# Dual citizen question



## lat19n (Aug 19, 2017)

We are currently retired (since July last year) and reside full time outside the US. We have submitted our paperwork to obtain citizenship in Mexico and awaiting final word. 

The only income we obtain outside the US is bank/investment interest. We have to pay a tax of 0.6% on any interest we get here. In fact that is taken at the time that interest is obtained (we never see it). We were told when we first arrived here that as long as we had no 'earned income' here we need not file a tax return - simply report everything to the US and file a US tax return - which is what we have done.

But - does any of that change if/when we obtain dual citizenship ? 

Since we have never filed a tax return in Mexico - in fact we do not even have an RFC (like a social security number) - I never felt it fair of us to file for FEIC with the IRS. But now I see the other side of the argument. If we are Mexican citizens perhaps THEY are more entitled to our taxes - even for the interest we earn on our US savings...

Any thoughts appreciated.


----------



## Bevdeforges (Nov 16, 2007)

Normally speaking, you file your "main" income taxes with the country in which you are currently resident. It's only the US where you are required to file full resident income tax returns no matter where in the world you live. 

So, taking Mexican nationality doesn't change anything at all about your need to file a US return. (And on that return you are supposed to declare your worldwide income.)

I'm not familiar with the Mexican tax system, but I suspect you need to at least file a return of some sort based on your residence there. And you'll have to consult the US- Mexican tax treaty for the details on which sources of income are taxed by which jurisdiction.
Cheers,
Bev


----------



## lat19n (Aug 19, 2017)

Thanks for the reply and excuse this personal question.

Are you a dual citizen ? Do you give any monies you may earn on your US holdings to France ? How about if you are not a French citizen ? Do they know of your US holdings ?

I am not trying to cheat anyone - just trying to do what feels right ...


----------



## Bevdeforges (Nov 16, 2007)

Yes, I am a dual national. The French tax laws require reporting of worldwide income, too - though the exact figures differ between what I report to the US and what I report to France, due to various factors and allowances in the two sets of tax laws.

Under the terms of the US-France tax treaty, certain items are taxed by one side or the other, and there are specific procedures to invoke the provisions to eliminate a double taxation. These, however, vary by the tax treaty.
Cheers,
Bev


----------



## lat19n (Aug 19, 2017)

Well it would appear that the US<->Mexico tax relationship if very similar to the US<->France relationship.

Doing a quick read - our filing requirements *might* have changed when we purchased our house in Mexico. Just like the US (and apparently France), Mexico taxes on worldwide income. Sure there is the provision for no double taxation.

When we first arrived here and asked all our tax related questions we were renters with very little 'interest' income. 

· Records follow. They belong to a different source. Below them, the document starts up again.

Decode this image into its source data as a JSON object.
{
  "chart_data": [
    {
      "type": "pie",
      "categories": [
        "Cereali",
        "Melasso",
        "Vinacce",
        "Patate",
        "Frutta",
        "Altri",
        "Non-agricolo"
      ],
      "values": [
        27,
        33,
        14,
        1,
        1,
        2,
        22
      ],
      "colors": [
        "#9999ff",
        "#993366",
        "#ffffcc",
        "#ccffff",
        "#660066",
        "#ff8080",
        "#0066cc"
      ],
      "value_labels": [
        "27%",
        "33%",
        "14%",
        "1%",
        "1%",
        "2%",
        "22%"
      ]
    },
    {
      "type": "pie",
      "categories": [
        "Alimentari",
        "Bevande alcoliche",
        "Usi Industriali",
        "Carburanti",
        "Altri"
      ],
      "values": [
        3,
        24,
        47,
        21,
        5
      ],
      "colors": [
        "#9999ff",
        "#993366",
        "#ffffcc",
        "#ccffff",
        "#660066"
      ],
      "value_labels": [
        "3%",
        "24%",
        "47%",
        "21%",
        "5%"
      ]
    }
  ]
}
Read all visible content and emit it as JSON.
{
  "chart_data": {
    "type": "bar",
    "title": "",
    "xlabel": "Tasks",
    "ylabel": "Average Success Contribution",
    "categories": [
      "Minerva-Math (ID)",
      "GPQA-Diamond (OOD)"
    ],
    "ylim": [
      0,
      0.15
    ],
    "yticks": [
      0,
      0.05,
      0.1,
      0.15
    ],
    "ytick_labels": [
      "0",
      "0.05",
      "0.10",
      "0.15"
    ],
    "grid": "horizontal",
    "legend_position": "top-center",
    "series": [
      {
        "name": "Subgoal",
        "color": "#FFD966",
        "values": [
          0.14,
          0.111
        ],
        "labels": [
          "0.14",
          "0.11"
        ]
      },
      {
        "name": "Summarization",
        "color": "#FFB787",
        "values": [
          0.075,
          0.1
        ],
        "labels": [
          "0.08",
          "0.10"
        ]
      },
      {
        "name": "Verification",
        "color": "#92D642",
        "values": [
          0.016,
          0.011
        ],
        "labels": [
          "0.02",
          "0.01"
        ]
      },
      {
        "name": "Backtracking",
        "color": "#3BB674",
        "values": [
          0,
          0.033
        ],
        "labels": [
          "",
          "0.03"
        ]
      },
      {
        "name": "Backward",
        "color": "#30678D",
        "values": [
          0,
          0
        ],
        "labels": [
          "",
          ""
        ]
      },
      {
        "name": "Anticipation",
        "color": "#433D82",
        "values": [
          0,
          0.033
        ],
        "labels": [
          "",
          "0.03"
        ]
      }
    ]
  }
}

I've got a feeling that we have been over paying the US a lot and under paying Mexico for quite some time.


----------



## lat19n (Aug 19, 2017)

Bevdeforges said:


> Yes, I am a dual national. The French tax laws require reporting of worldwide income, too - though the exact figures differ between what I report to the US and what I report to France, due to various factors and allowances in the two sets of tax laws.
> 
> Under the terms of the US-France tax treaty, certain items are taxed by one side or the other, and there are specific procedures to invoke the provisions to eliminate a double taxation. These, however, vary by the tax treaty.
> Cheers,
> Bev


When it comes to US Social Security disbursements - in France - do you need to pay taxes in France / the US / both ?


----------



## Bevdeforges (Nov 16, 2007)

lat19n said:


> When it comes to US Social Security disbursements - in France - do you need to pay taxes in France / the US / both ?


Under the US-France tax treaty, government pensions (i.e. US Social Security and deferred tax programs like IRA, 401K etc.) are taxable only in the US. There is a mechanism whereby you declare such government pensions on the French declaration forms, and then indicate that they are entitled to a tax credit at French tax rates, which brings the tax paid on the pensions to 0.

There are countries (like the UK or Germany) where US Social Security is only taxable in the taxpayer's country of residence, though I think they expect you to use the Foreign Tax Credit to avoid double taxation. (Honestly, most folks just don't bother reporting their US SS if they are receiving it in the UK or Germany.)
Cheers,
Bev


----------